Admito mi carencia de respuesta para algunas de las más importantes preguntas que muchas veces me formulo. Por ejemplo, ¿por qué escribo una columna diaria desde septiembre de 1978? ¿Por dinero? No lo creo. Lo que me pagan no me resuelve ningún problema. ¿Entonces, por qué lo hago? ¿Acaso es la búsqueda de fama o reconocimiento? Descartado. Detesto la primera y dudo que se obtenga lo segundo por esa vía. ¿Por vanidad? Aún no sufro de ese mal. ¿Para probarme a mí mismo? No necesito hacerlo. Me basta con mi familia. ¿Para estar en el centro de la energía que mueve a esta sociedad? ¡Imposible, daría cualquier cosa para estar lejos de ella!

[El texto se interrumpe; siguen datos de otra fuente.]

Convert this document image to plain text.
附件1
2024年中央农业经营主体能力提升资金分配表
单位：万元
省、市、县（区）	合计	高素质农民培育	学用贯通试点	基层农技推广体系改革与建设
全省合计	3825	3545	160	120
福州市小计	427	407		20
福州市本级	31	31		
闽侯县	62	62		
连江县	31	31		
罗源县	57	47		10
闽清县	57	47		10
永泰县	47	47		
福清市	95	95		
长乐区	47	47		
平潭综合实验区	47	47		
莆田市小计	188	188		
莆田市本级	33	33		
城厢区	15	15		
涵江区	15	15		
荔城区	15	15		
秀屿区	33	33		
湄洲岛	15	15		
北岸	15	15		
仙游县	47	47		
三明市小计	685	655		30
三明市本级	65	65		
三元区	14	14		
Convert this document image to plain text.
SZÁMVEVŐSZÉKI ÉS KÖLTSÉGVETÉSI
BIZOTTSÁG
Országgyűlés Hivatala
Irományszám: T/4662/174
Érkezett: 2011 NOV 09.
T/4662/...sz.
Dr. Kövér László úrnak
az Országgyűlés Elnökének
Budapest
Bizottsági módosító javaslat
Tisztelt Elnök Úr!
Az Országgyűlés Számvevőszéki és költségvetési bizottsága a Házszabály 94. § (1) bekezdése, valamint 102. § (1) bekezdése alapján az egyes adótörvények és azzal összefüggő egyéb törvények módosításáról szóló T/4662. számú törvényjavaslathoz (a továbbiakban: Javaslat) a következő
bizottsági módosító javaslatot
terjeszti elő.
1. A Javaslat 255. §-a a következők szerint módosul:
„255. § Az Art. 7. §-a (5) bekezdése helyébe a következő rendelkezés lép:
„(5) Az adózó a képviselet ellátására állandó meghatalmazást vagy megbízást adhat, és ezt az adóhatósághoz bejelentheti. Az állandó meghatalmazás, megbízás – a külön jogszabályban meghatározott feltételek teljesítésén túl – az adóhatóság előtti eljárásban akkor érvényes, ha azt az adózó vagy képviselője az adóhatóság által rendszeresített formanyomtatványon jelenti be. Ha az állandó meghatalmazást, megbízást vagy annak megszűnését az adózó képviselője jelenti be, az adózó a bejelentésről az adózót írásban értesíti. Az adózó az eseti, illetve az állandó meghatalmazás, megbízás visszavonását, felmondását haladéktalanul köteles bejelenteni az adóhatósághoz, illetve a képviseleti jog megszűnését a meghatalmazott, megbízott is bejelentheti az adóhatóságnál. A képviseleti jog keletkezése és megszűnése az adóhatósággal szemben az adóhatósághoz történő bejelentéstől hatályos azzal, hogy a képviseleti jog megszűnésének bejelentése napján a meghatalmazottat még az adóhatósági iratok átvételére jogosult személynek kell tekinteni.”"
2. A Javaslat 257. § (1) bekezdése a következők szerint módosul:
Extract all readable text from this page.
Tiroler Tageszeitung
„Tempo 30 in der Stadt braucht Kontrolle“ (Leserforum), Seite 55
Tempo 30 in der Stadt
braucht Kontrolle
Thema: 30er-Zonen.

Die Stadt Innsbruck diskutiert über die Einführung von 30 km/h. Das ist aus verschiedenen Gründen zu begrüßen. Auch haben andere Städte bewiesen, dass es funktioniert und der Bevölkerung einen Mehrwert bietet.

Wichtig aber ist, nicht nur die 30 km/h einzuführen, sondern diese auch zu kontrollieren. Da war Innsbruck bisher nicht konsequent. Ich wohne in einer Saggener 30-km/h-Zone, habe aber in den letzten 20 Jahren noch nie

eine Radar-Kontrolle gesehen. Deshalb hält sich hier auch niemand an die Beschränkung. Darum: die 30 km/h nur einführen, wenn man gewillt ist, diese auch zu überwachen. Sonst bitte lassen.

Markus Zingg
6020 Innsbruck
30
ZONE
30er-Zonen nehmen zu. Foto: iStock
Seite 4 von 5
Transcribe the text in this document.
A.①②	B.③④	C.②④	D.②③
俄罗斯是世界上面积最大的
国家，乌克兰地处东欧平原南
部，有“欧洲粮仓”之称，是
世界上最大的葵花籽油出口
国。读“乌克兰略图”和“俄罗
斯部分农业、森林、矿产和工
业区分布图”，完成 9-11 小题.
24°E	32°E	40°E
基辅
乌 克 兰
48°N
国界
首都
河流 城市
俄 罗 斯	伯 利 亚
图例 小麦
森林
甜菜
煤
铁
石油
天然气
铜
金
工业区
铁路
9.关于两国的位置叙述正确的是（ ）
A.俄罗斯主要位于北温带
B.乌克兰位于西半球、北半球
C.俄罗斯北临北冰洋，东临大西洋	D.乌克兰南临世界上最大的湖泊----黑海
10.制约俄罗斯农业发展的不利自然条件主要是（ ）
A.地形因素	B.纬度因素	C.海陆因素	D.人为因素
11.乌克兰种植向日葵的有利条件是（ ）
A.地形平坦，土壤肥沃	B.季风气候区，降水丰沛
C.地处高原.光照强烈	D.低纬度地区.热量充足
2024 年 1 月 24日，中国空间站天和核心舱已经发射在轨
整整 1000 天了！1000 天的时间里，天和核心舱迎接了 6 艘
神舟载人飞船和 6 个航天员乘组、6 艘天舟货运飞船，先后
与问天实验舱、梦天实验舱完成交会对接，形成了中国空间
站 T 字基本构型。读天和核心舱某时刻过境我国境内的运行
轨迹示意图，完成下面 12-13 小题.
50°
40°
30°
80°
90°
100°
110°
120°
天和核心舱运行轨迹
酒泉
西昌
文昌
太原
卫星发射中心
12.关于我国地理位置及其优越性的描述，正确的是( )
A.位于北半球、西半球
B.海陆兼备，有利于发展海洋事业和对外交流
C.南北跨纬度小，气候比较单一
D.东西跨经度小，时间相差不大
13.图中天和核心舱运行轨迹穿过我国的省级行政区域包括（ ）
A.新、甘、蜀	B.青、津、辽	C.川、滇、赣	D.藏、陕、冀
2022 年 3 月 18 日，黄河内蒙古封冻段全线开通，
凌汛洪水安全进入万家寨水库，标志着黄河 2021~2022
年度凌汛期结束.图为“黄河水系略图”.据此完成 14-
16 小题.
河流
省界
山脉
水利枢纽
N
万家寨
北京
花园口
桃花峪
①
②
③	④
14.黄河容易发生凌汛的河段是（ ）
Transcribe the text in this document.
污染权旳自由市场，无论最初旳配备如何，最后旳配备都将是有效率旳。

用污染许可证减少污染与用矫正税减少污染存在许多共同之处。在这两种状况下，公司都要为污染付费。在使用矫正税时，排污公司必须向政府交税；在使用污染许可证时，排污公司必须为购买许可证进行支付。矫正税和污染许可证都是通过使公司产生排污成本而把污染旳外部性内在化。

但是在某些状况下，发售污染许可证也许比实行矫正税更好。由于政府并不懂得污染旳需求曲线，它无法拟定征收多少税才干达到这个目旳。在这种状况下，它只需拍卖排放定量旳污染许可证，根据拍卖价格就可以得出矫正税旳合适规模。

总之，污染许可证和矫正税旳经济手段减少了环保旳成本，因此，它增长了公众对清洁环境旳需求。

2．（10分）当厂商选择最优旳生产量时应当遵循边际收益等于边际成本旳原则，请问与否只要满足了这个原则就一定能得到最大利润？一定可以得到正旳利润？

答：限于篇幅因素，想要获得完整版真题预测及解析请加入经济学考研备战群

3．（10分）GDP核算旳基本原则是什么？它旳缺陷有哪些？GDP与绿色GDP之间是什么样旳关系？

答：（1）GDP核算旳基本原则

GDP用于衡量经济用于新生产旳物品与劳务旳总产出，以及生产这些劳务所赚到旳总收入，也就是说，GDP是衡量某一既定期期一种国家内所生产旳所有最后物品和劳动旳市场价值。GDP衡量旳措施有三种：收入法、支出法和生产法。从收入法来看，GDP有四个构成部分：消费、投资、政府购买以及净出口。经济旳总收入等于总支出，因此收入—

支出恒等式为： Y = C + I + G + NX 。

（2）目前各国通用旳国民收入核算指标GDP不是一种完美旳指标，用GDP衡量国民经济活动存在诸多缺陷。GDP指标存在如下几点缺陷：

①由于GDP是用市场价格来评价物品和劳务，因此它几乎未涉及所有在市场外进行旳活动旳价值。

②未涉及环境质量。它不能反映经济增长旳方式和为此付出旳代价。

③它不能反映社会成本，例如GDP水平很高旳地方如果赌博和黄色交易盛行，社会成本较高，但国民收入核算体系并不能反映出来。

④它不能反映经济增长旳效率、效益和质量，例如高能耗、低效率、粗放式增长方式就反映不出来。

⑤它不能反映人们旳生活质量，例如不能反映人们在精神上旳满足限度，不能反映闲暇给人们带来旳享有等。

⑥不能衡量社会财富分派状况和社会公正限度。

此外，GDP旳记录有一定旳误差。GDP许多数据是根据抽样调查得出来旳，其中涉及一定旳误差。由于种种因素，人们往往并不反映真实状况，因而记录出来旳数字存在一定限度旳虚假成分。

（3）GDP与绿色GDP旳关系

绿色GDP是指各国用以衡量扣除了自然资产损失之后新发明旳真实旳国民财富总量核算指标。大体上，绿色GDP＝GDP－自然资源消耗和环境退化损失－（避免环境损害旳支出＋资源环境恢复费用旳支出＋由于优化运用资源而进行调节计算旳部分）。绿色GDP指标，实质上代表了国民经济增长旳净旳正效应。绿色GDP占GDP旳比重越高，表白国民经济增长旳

Pero debe haber una razón, sin duda. Tal vez tan poderosa que sea incapaz de comprenderla. Pasa muy a menudo en un mundo atormentado, donde las personas viven angustiadas por el duro quehacer diario, asfixiadas muchas de ellas en una abundancia extrema y a veces aniquiladora del espíritu, y otras, en número mayor, atrapadas en una terrible escasez desconsoladora.
Cuando comencé a escribir a diario restándole tiempo a mis obligaciones como ejecutivo de un periódico, me ilusionaba la idea de contribuir a la solución de problemas nacionales o por lo menos a despejar de brumas el camino por el cual transitan muchos lectores.
Me costó tiempo y millones de palabras para convencerme de cuán tonta era esa idea. Me di cuenta años después que a lo sumo uno se gana algunas simpatías y, por supuesto, la animosidad de gente fanática incapaz de admitir opiniones distintas a las suyas. Significa que escogí un oficio equivocado. ¡Ni pensarlo, pues haría lo mismo si tuviera otra oportunidad! ¿Entonces, a qué viene todo esto? ¿Por qué seguir insistiendo? Realmente no lo entiendo, aunque de pronto, sin proponérmelo, he llenado el breve espacio reservado para una entrega de mediados de semana, que tal vez muy pocos leerán.